“Foiled” and “Curses, Foiled Again” by Jane Yolen, ill. Mike Cavallaro
Foiled by Jane Yolen and illustrated by Mike Cavallaro is a middle-grade graphic novel about Aliera, an introverted girl who fences who is ostensibly in high school, though she feels much younger to me. There’s a cute new guy at school who seems a little odd and when she tried to meet him at the train station, things become really odd. Aliera’s only friend is her wheelchair-bound cousin with rheumatoid arthritis. She just got a new practice weapon (NB: not a sword) that her mother picked up cheap from a Chinese woman at a tag sale. (I don’t like the Mystical Asian cliche).

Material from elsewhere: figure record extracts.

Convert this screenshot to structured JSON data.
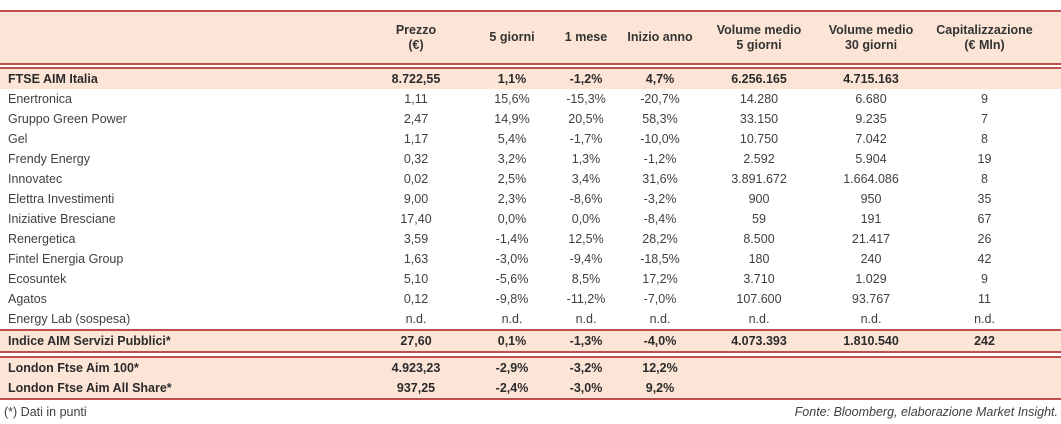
{
  "colors": {
    "accent": "#c0504d",
    "band": "#fce5d6"
  },
  "table": {
    "headers": {
      "prezzo_l1": "Prezzo",
      "prezzo_l2": "(€)",
      "g5": "5 giorni",
      "m1": "1 mese",
      "ytd": "Inizio anno",
      "vol5_l1": "Volume medio",
      "vol5_l2": "5 giorni",
      "vol30_l1": "Volume medio",
      "vol30_l2": "30 giorni",
      "cap_l1": "Capitalizzazione",
      "cap_l2": "(€ Mln)"
    },
    "index_row": {
      "name": "FTSE AIM Italia",
      "prezzo": "8.722,55",
      "g5": "1,1%",
      "m1": "-1,2%",
      "ytd": "4,7%",
      "vol5": "6.256.165",
      "vol30": "4.715.163",
      "cap": ""
    },
    "companies": [
      {
        "name": "Enertronica",
        "prezzo": "1,11",
        "g5": "15,6%",
        "m1": "-15,3%",
        "ytd": "-20,7%",
        "vol5": "14.280",
        "vol30": "6.680",
        "cap": "9"
      },
      {
        "name": "Gruppo Green Power",
        "prezzo": "2,47",
        "g5": "14,9%",
        "m1": "20,5%",
        "ytd": "58,3%",
        "vol5": "33.150",
        "vol30": "9.235",
        "cap": "7"
      },
      {
        "name": "Gel",
        "prezzo": "1,17",
        "g5": "5,4%",
        "m1": "-1,7%",
        "ytd": "-10,0%",
        "vol5": "10.750",
        "vol30": "7.042",
        "cap": "8"
      },
      {
        "name": "Frendy Energy",
        "prezzo": "0,32",
        "g5": "3,2%",
        "m1": "1,3%",
        "ytd": "-1,2%",
        "vol5": "2.592",
        "vol30": "5.904",
        "cap": "19"
      },
      {
        "name": "Innovatec",
        "prezzo": "0,02",
        "g5": "2,5%",
        "m1": "3,4%",
        "ytd": "31,6%",
        "vol5": "3.891.672",
        "vol30": "1.664.086",
        "cap": "8"
      },
      {
        "name": "Elettra Investimenti",
        "prezzo": "9,00",
        "g5": "2,3%",
        "m1": "-8,6%",
        "ytd": "-3,2%",
        "vol5": "900",
        "vol30": "950",
        "cap": "35"
      },
      {
        "name": "Iniziative Bresciane",
        "prezzo": "17,40",
        "g5": "0,0%",
        "m1": "0,0%",
        "ytd": "-8,4%",
        "vol5": "59",
        "vol30": "191",
        "cap": "67"
      },
      {
        "name": "Renergetica",
        "prezzo": "3,59",
        "g5": "-1,4%",
        "m1": "12,5%",
        "ytd": "28,2%",
        "vol5": "8.500",
        "vol30": "21.417",
        "cap": "26"
      },
      {
        "name": "Fintel Energia Group",
        "prezzo": "1,63",
        "g5": "-3,0%",
        "m1": "-9,4%",
        "ytd": "-18,5%",
        "vol5": "180",
        "vol30": "240",
        "cap": "42"
      },
      {
        "name": "Ecosuntek",
        "prezzo": "5,10",
        "g5": "-5,6%",
        "m1": "8,5%",
        "ytd": "17,2%",
        "vol5": "3.710",
        "vol30": "1.029",
        "cap": "9"
      },
      {
        "name": "Agatos",
        "prezzo": "0,12",
        "g5": "-9,8%",
        "m1": "-11,2%",
        "ytd": "-7,0%",
        "vol5": "107.600",
        "vol30": "93.767",
        "cap": "11"
      },
      {
        "name": "Energy Lab (sospesa)",
        "prezzo": "n.d.",
        "g5": "n.d.",
        "m1": "n.d.",
        "ytd": "n.d.",
        "vol5": "n.d.",
        "vol30": "n.d.",
        "cap": "n.d."
      }
    ],
    "servizi_row": {
      "name": "Indice AIM Servizi Pubblici*",
      "prezzo": "27,60",
      "g5": "0,1%",
      "m1": "-1,3%",
      "ytd": "-4,0%",
      "vol5": "4.073.393",
      "vol30": "1.810.540",
      "cap": "242"
    },
    "london_rows": [
      {
        "name": "London Ftse Aim 100*",
        "prezzo": "4.923,23",
        "g5": "-2,9%",
        "m1": "-3,2%",
        "ytd": "12,2%",
        "vol5": "",
        "vol30": "",
        "cap": ""
      },
      {
        "name": "London Ftse Aim All Share*",
        "prezzo": "937,25",
        "g5": "-2,4%",
        "m1": "-3,0%",
        "ytd": "9,2%",
        "vol5": "",
        "vol30": "",
        "cap": ""
      }
    ]
  },
  "footer": {
    "footnote": "(*) Dati in punti",
    "source": "Fonte: Bloomberg, elaborazione Market Insight."
  }
}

My description of the book won’t flow, because my experience didn’t either. It also ends just as it’s getting good. While I know this is part of what a series does, I do feel that each volume should have a complete story, and I didn’t think this one did. So I had hopes for the sequel, Curses Foiled Again. Alas, this worked even less for me, as a big villain was revealed, whose identity, past actions, and motivations I didn’t buy at all.
The illustrations are strong. Aliera is smart and funny, but as a whole, this didn’t work for me. There’s little subtext, so it’s all on the page, and the story isn’t complex enough to fully engage me. Perhaps because I’m not the target market? My children, 7 and 9, both boys, loved them.